# Hilfe bei Epson Stylus Patronen!!!!



## DonVotz (31. Oktober 2010)

Meim Problem ist der Drucker frist Tinte wie ein Tier. Jetzt hab ich mir billig Patronen gekauft ein teil erkennt der nich und ein Teil schon, wollt mal euch fragen. geht es euch mit eueren Epson auch so oder gibts da keien probleme? wie könnte ich den epson stylus sx 210 softwaretechnisch überlisten?


----------



## amdfreak (7. November 2010)

Ich hab einen DX7400 Drucker, also das Vorgängermodell, und da ist mir drin irgendwas vertrocknet (auch mit Ersatzpatronen), und jetzt druckt er kein schwarz mehr. Und mit der bescheidenen Software, die mitgeliefert wird (ich hab auch einen sx205) wirst du ih n wohl kaum überlisten können.

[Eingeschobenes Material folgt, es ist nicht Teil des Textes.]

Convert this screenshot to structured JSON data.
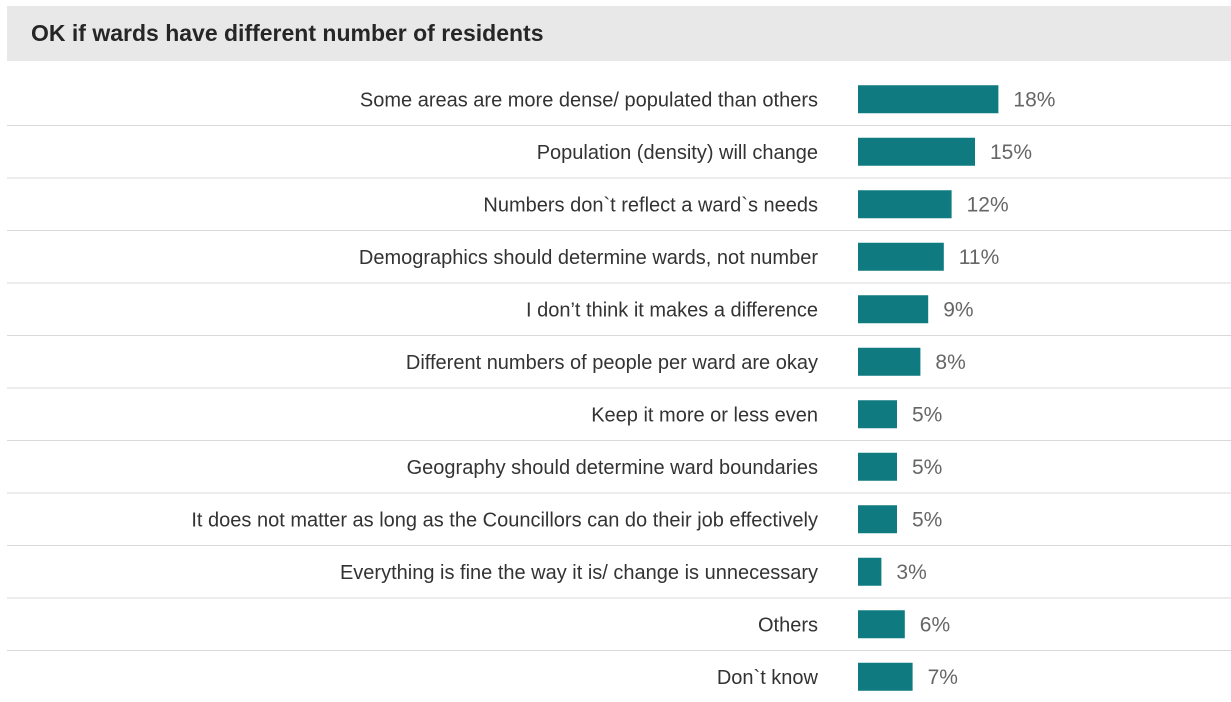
{
  "chart_data": {
    "type": "bar",
    "orientation": "horizontal",
    "title": "OK if wards have different number of residents",
    "categories": [
      "Some areas are more dense/ populated than others",
      "Population (density) will change",
      "Numbers don`t reflect a ward`s needs",
      "Demographics should determine wards, not number",
      "I don’t think it makes a difference",
      "Different numbers of people per ward are okay",
      "Keep it more or less even",
      "Geography should determine ward boundaries",
      "It does not matter as long as the Councillors can do their job effectively",
      "Everything is fine the way it is/ change is unnecessary",
      "Others",
      "Don`t know"
    ],
    "values": [
      18,
      15,
      12,
      11,
      9,
      8,
      5,
      5,
      5,
      3,
      6,
      7
    ],
    "value_labels": [
      "18%",
      "15%",
      "12%",
      "11%",
      "9%",
      "8%",
      "5%",
      "5%",
      "5%",
      "3%",
      "6%",
      "7%"
    ],
    "bar_color": "#0f7a80",
    "separator_color": "#d9d9d9",
    "grid": false,
    "legend": "none"
  }
}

Mein Tipp : Canon Drucker kaufen, die sind sparsamer und insgesamt auch hochwertiger


----------



## Jagiełło (7. November 2010)

Mit Canon hab ich ganz schlechte Erfahrungen, die kleinen und mittleren Baureihen geben nach ner gewissen Zeit den Geist auf (drucken einfach nicht mehr, obwohl erkannt und voll, da gibts im Netz natürlich Mutmaßungen über nen absichtlichen Bug in der Firmware). Brother ist zuverlässiger und auch recht günstig.

Bei Druckern mit einzelnen Farbpatornen kanns sein, dass du die Komponenten falsch reingedrückt hast, einfach raus und nochmal probiern bis alle erkannt werden. Meist drückt man eher zu fest, das Prob hatte ich mal...


----------